Lindsay Newman: Will, let’s turn to vaccine diplomacy. Certainly, transactional nature of international affairs is nothing new. But we’re seeing vaccine diplomacy as perhaps the new frontier on this. Are we seeing external actors donate vaccines for geopolitical and commercial reasons in Sub-Saharan Africa? And if so, what do we think they’re hoping to accomplish? What sort of impacts could this have on Africa?
Will Farmer: Sure. So, we are certainly seeing that happening across the region, with China and Russia being the front runners in this regard, having both made bilateral agreements to procure to distribute vaccines to countries where usually they have strategic interests. A good example, for both countries is Guinea which has significant iron ore deposits, where both Russia and China has offered vaccines. It’s important to note also that India has provided vaccines to a number of Sub-Saharan African countries as well.

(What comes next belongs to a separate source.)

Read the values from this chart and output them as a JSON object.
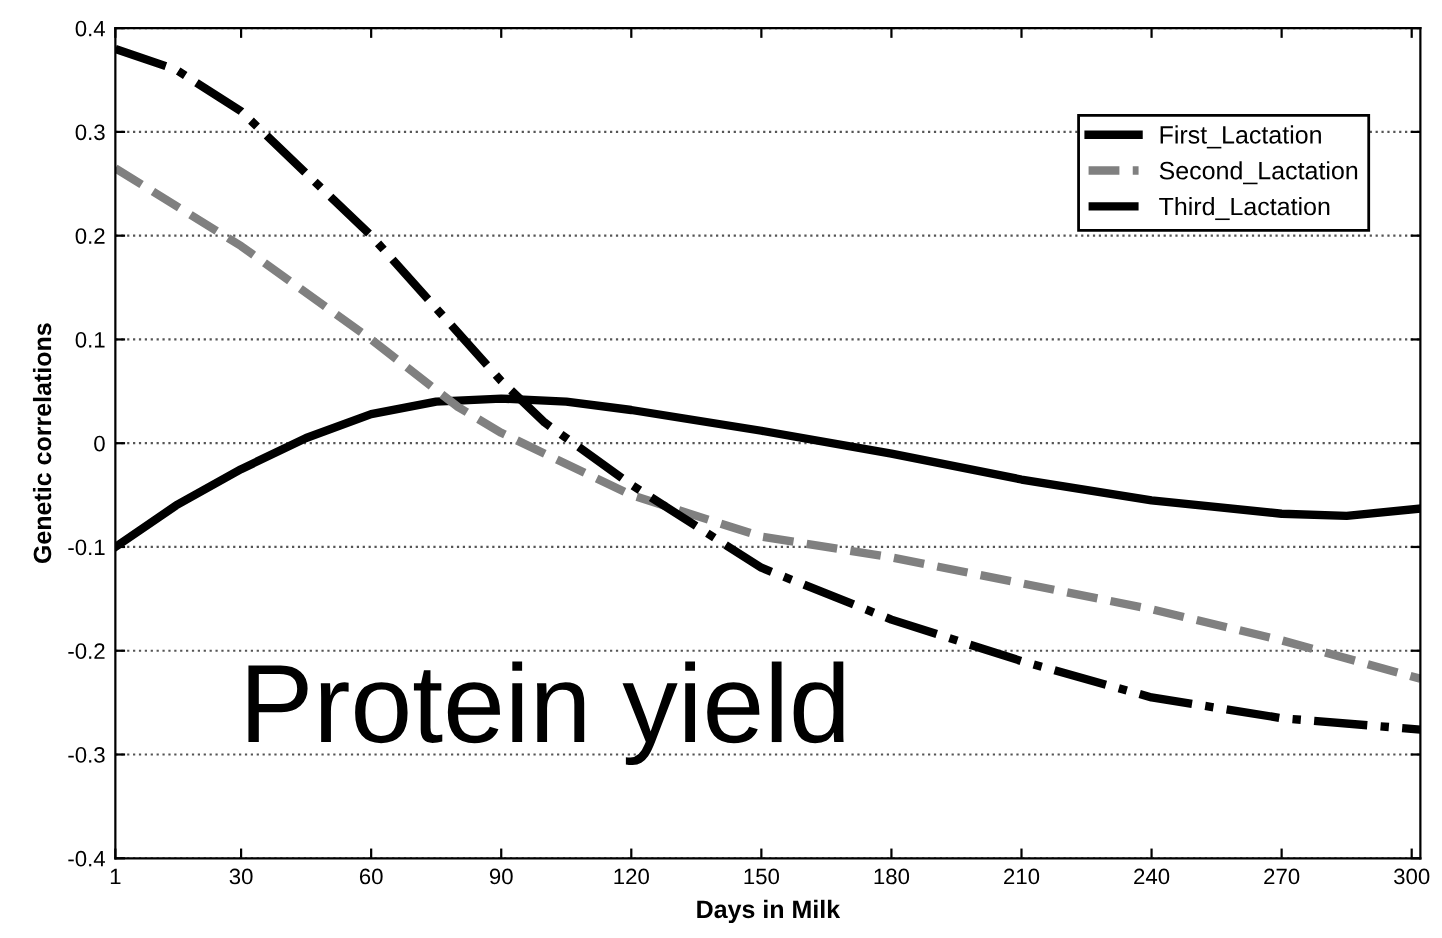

But perhaps the most obvious instances of vaccine diplomacy have come where companies themselves have donated COVID-19 vaccines to governments. And here there are two prominent examples. Firstly, the Russian State owned mining company Alrosa has committed to donating dozens of thousands of vaccine it said to Zimbabwe and Angola where the country has a footprint in both countries diamond mining industries. And we’ve also seen South African Telecoms Company MTN offered to donate vaccines to the Guinea Bissau government. And in both those instances, we expect those companies to be seeking preferential treatment from those governments in exchange for the vaccines.
Lindsay Newman: Thank you both. That’s all the time we have for today. I hope you enjoyed this look around Sub-Saharan Africa and vaccine rollout vaccine diplomacy. I’m sure there will be more coming from our teams in weeks ahead. This has been the economics and country risk podcast with S&P Global.